BBC NEWS – Acredita-se que uma das principais e mais populares carnes para as festas natalinas na Idade Média era cabeça de javali em conserva.
A cabeça do animal era normalmente apresentada com uma maçã na mandíbula e elaborada decoração com ervas.
A iguaria era tão apreciada que ganhou até uma canção: o Cântico da Cabeça de Javali, que era entoado quando ela entrava na sala sobre a travessa. Nas residências ricas, a canção era apresentada por menestréis – os artistas medievais – e anunciada por trombetas.
Um possível método incluía fatiar o rosto do javali e conservá-lo em sal por várias semanas, junto com carne do interior da cabeça, antes de costurá-lo de volta em uma espécie de Frankenstein suíno.
Afirma-se que o prato terminado teria um sabor delicioso de torta de carne de porco e era muitas vezes servido com “músculo” – carne dos ombros do javali, preservada em cidra, vinho ou vinagre.

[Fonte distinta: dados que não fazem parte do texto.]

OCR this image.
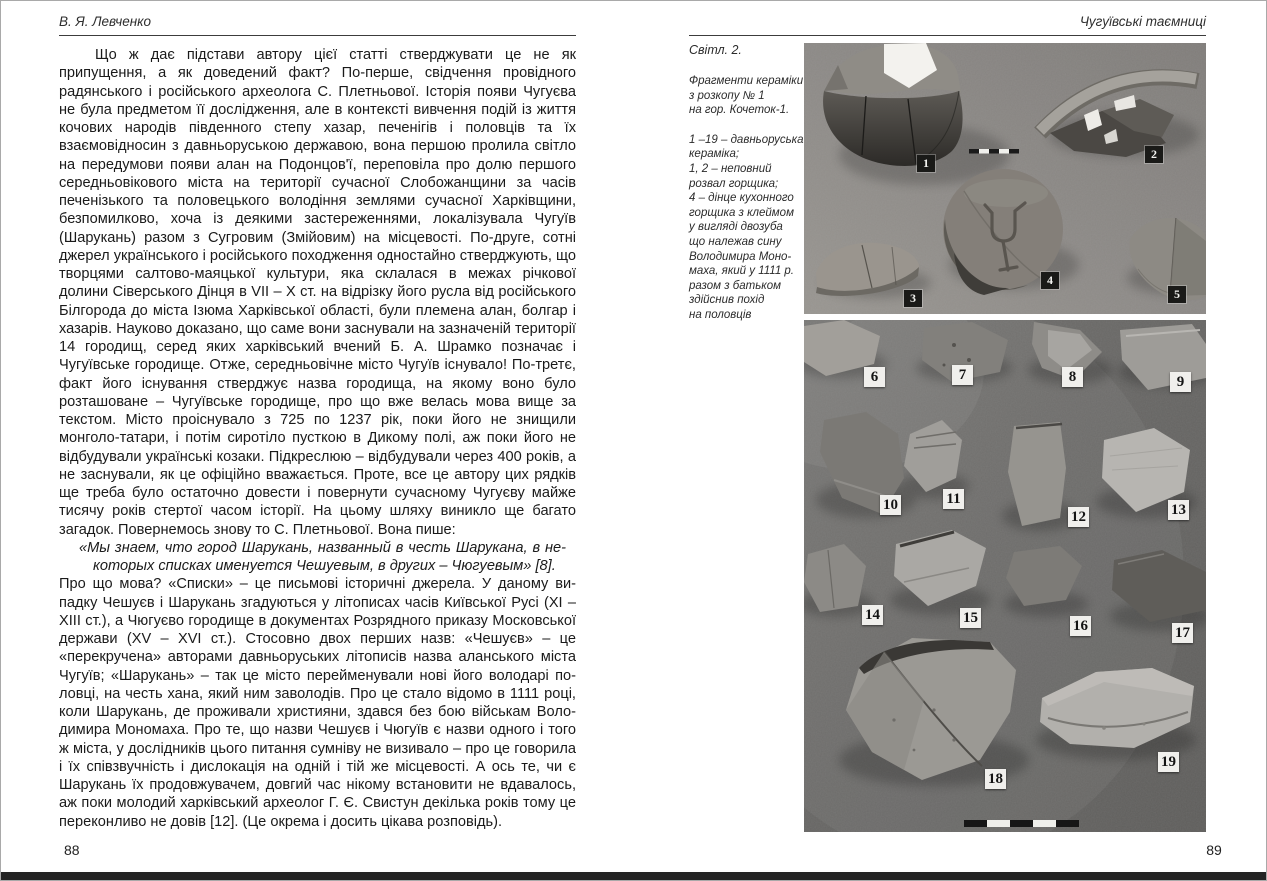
В. Я. Левченко	Чугуївські таємниці

Що ж дає підстави автору цієї статті стверджувати це не як припущення, а як доведений факт? По-перше, свідчення провідного радянського і російського археолога С. Плетньової. Історія появи Чугуєва не була предметом її дослідження, але в контексті вивчення подій із життя кочових народів південного степу хазар, печенігів і половців та їх взаємовідносин з давньоруською державою, вона першою пролила світло на передумови появи алан на Подонцов'ї, переповіла про долю першого середньовікового міста на території сучасної Слобожанщини за часів печенізького та половецького володіння землями сучасної Харківщини, безпомилково, хоча із деякими застереженнями, локалізувала Чугуїв (Шарукань) разом з Сугровим (Змійовим) на місцевості. По-друге, сотні джерел українського і російського походження одностайно стверджують, що творцями салтово-маяцької культури, яка склалася в межах річкової долини Сіверського Дінця в VII – X ст. на відрізку його русла від російського Білгорода до міста Ізюма Харківської області, були племена алан, болгар і хазарів. Науково доказано, що саме вони заснували на зазначеній території 14 городищ, серед яких харківський вчений Б. А. Шрамко позначає і Чугуївське городище. Отже, середньовічне місто Чугуїв існувало! По-третє, факт його існування стверджує назва городища, на якому воно було розташоване – Чугуївське городище, про що вже велась мова вище за текстом. Місто проіснувало з 725 по 1237 рік, поки його не знищили монголо-татари, і потім сиротіло пусткою в Дикому полі, аж поки його не відбудували українські козаки. Підкреслюю – відбудували через 400 років, а не заснували, як це офіційно вважається. Проте, все це автору цих рядків ще треба було остаточно довести і повернути сучасному Чугуєву майже тисячу років стертої часом історії. На цьому шляху виникло ще багато загадок. Повернемось знову то С. Плетньової. Вона пише:

«Мы знаем, что город Шарукань, названный в честь Шарукана, в некоторых списках именуется Чешуевым, в других – Чюгуевым» [8].

Про що мова? «Списки» – це письмові історичні джерела. У даному випадку Чешуєв і Шарукань згадуються у літописах часів Київської Русі (XI – XIII ст.), а Чюгуєво городище в документах Розрядного приказу Московської держави (XV – XVI ст.). Стосовно двох перших назв: «Чешуєв» – це «перекручена» авторами давньоруських літописів назва аланського міста Чугуїв; «Шарукань» – так це місто перейменували нові його володарі половці, на честь хана, який ним заволодів. Про це стало відомо в 1111 році, коли Шарукань, де проживали християни, здався без бою військам Володимира Мономаха. Про те, що назви Чешуєв і Чюгуїв є назви одного і того ж міста, у дослідників цього питання сумніву не визивало – про це говорила і їх співзвучність і дислокація на одній і тій же місцевості. А ось те, чи є Шарукань їх продовжувачем, довгий час нікому встановити не вдавалось, аж поки молодий харківський археолог Г. Є. Свистун декілька років тому це переконливо не довів [12]. (Це окрема і досить цікава розповідь).

Світл. 2.
Фрагменти кераміки
з розкопу № 1
на гор. Кочеток-1.
1 –19 – давньоруська
кераміка;
1, 2 – неповний
розвал горщика;
4 – дінце кухонного
горщика з клеймом
у вигляді двозуба
що належав сину
Володимира Моно-
маха, який у 1111 р.
разом з батьком
здійснив похід
на половців
1
2
3
4
5
6	7	8	9
10	11
12	13
14	15	16	17
18
19
88	89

Outro prato medieval levemente macabro era o “pavão dourado”, que envolvia esfolar um pavão mantendo suas penas e a cabeça. O corpo era então assado e, por fim, colocado de volta no lugar.
As penas poderiam então ser espalhadas pela mesa e a crista da ave era decorada com folhas de ouro para formar uma impressionante decoração de Natal.
A ENTRADA DO PERU
Em 1526, um jovem proprietário de terras de Yorkshire, na Inglaterra, voltou para casa após uma longa viagem. William Strickland havia navegado para o Novo Mundo em uma viagem de descobertas, onde comprara seis aves com aparência estranha de comerciantes nativos americanos.

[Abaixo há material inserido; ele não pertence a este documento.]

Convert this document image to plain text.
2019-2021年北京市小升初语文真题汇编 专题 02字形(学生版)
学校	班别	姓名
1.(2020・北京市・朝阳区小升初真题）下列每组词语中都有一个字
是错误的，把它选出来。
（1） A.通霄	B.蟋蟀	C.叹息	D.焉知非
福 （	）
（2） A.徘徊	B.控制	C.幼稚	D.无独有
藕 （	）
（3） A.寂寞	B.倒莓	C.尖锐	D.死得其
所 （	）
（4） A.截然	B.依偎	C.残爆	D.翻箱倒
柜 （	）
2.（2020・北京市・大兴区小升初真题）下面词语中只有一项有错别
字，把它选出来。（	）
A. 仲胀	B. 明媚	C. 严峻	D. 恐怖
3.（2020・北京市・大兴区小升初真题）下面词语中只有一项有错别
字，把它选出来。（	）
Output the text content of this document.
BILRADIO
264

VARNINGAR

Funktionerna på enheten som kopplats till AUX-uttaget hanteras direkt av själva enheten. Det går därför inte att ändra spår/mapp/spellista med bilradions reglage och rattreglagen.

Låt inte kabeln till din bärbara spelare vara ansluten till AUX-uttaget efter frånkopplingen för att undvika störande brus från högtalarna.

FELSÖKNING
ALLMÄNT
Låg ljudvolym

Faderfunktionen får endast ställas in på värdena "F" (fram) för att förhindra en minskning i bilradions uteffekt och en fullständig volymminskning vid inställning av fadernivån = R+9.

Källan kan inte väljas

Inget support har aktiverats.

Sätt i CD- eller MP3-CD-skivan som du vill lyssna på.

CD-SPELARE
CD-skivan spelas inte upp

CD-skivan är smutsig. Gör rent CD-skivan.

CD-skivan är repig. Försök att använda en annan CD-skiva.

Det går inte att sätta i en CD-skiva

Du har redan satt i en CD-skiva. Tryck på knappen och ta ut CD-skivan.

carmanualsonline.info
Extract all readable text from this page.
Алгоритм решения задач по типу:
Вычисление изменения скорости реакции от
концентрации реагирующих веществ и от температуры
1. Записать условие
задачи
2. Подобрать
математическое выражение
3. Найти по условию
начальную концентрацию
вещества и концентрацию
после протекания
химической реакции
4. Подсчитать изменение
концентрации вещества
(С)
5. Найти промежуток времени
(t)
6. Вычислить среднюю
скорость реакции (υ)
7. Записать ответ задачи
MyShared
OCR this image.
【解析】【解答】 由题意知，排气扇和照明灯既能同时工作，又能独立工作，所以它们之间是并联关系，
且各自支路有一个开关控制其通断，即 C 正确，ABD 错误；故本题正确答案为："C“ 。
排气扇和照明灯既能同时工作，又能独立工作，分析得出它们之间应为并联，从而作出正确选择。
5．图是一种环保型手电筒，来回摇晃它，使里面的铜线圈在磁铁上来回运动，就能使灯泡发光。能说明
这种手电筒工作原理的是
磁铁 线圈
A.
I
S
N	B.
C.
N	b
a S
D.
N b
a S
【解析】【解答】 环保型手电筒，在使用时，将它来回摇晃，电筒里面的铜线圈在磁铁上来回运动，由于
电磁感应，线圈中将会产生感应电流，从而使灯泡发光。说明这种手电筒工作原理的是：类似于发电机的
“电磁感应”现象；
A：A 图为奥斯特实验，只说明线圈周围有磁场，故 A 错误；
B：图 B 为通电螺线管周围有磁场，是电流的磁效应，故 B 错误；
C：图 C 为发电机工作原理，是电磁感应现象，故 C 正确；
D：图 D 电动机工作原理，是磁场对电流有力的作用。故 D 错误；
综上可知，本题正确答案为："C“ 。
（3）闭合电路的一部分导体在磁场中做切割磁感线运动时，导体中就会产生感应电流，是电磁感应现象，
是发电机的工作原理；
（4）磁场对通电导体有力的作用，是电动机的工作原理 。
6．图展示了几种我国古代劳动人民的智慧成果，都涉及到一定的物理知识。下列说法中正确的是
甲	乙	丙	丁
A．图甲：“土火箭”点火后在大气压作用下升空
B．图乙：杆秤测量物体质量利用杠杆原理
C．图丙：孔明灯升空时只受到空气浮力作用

Essas aves tinham pedaços de pele oscilantes que balançavam junto aos bicos como meias vermelhas e gostavam de desfilar com suas caudas expostas. Eram perus e, quando seu navio atracou no porto de Bristol, Strickland os vendeu a habitantes locais por dois pences cada um.

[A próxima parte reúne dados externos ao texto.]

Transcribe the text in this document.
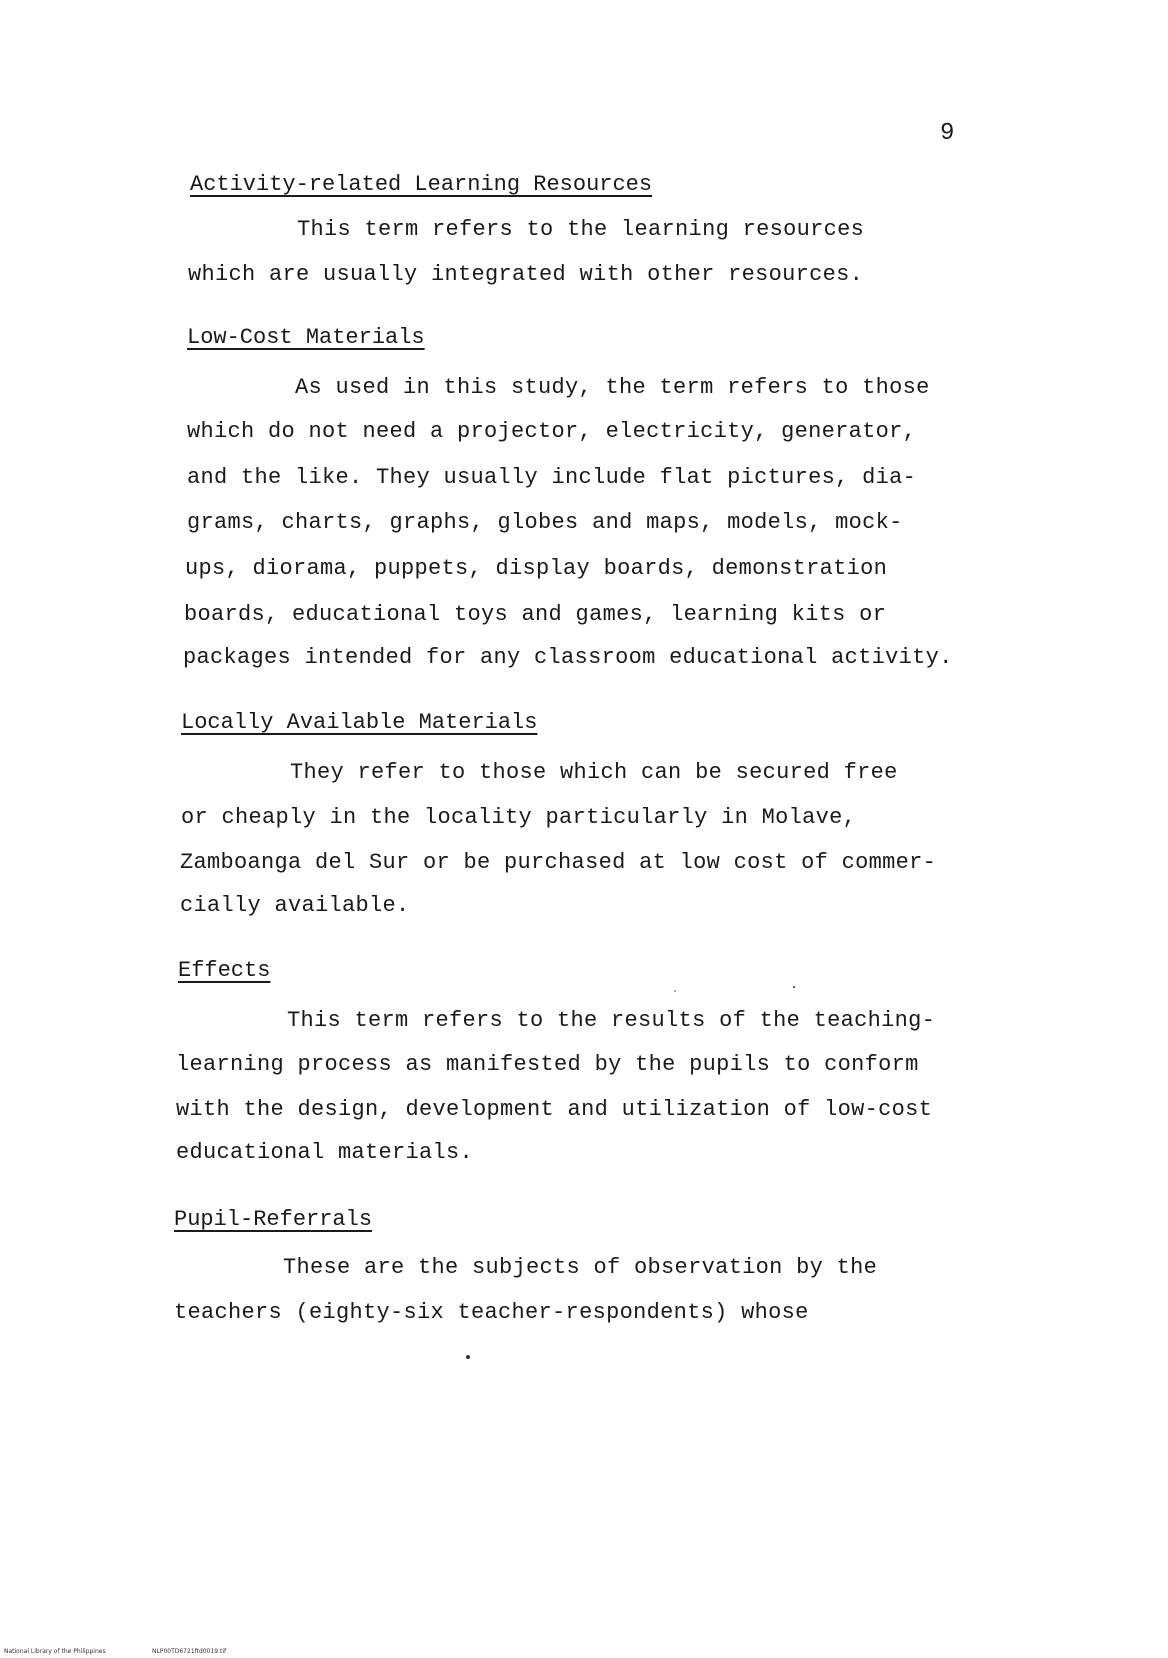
9
Activity-related Learning Resources
This term refers to the learning resources
which are usually integrated with other resources.
Low-Cost Materials
As used in this study, the term refers to those
which do not need a projector, electricity, generator,
and the like. They usually include flat pictures, dia-
grams, charts, graphs, globes and maps, models, mock-
ups, diorama, puppets, display boards, demonstration
boards, educational toys and games, learning kits or
packages intended for any classroom educational activity.
Locally Available Materials
They refer to those which can be secured free
or cheaply in the locality particularly in Molave,
Zamboanga del Sur or be purchased at low cost of commer-
cially available.
Effects
This term refers to the results of the teaching-
learning process as manifested by the pupils to conform
with the design, development and utilization of low-cost
educational materials.
Pupil-Referrals
These are the subjects of observation by the
teachers (eighty-six teacher-respondents) whose
National Library of the Philippines	NLP00TD6721ftd0019.tif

Ou pelo menos foi assim que Strickland contou posteriormente como havia introduzido o peru na Inglaterra, embora sua história nunca tenha sido confirmada.
Décadas depois, o rei Eduardo 6° permitiu que ele incluísse a ave no brasão da família – a primeira ilustração já feita de um peru no mundo ocidental.
Recentemente, foram encontradas evidências adicionais dessa história. Em 1981, arqueólogos escavavam um local chamado Paul Street, no centro da cidade de Exeter, no sul da Inglaterra, e encontraram ossos de peru. Na época, o achado não foi considerado muito significativo. Mas, em 2018, uma nova análise revelou algo surpreendente.
Os ossos de peru encontrados estavam rodeados de vidro e cerâmica sofisticada, o que sugere que eles teriam sido consumidos como parte de um antigo banquete da nobreza. Os fragmentos foram datados como sendo de 1520 a 1550, o que está de acordo com a introdução das aves no país em 1526.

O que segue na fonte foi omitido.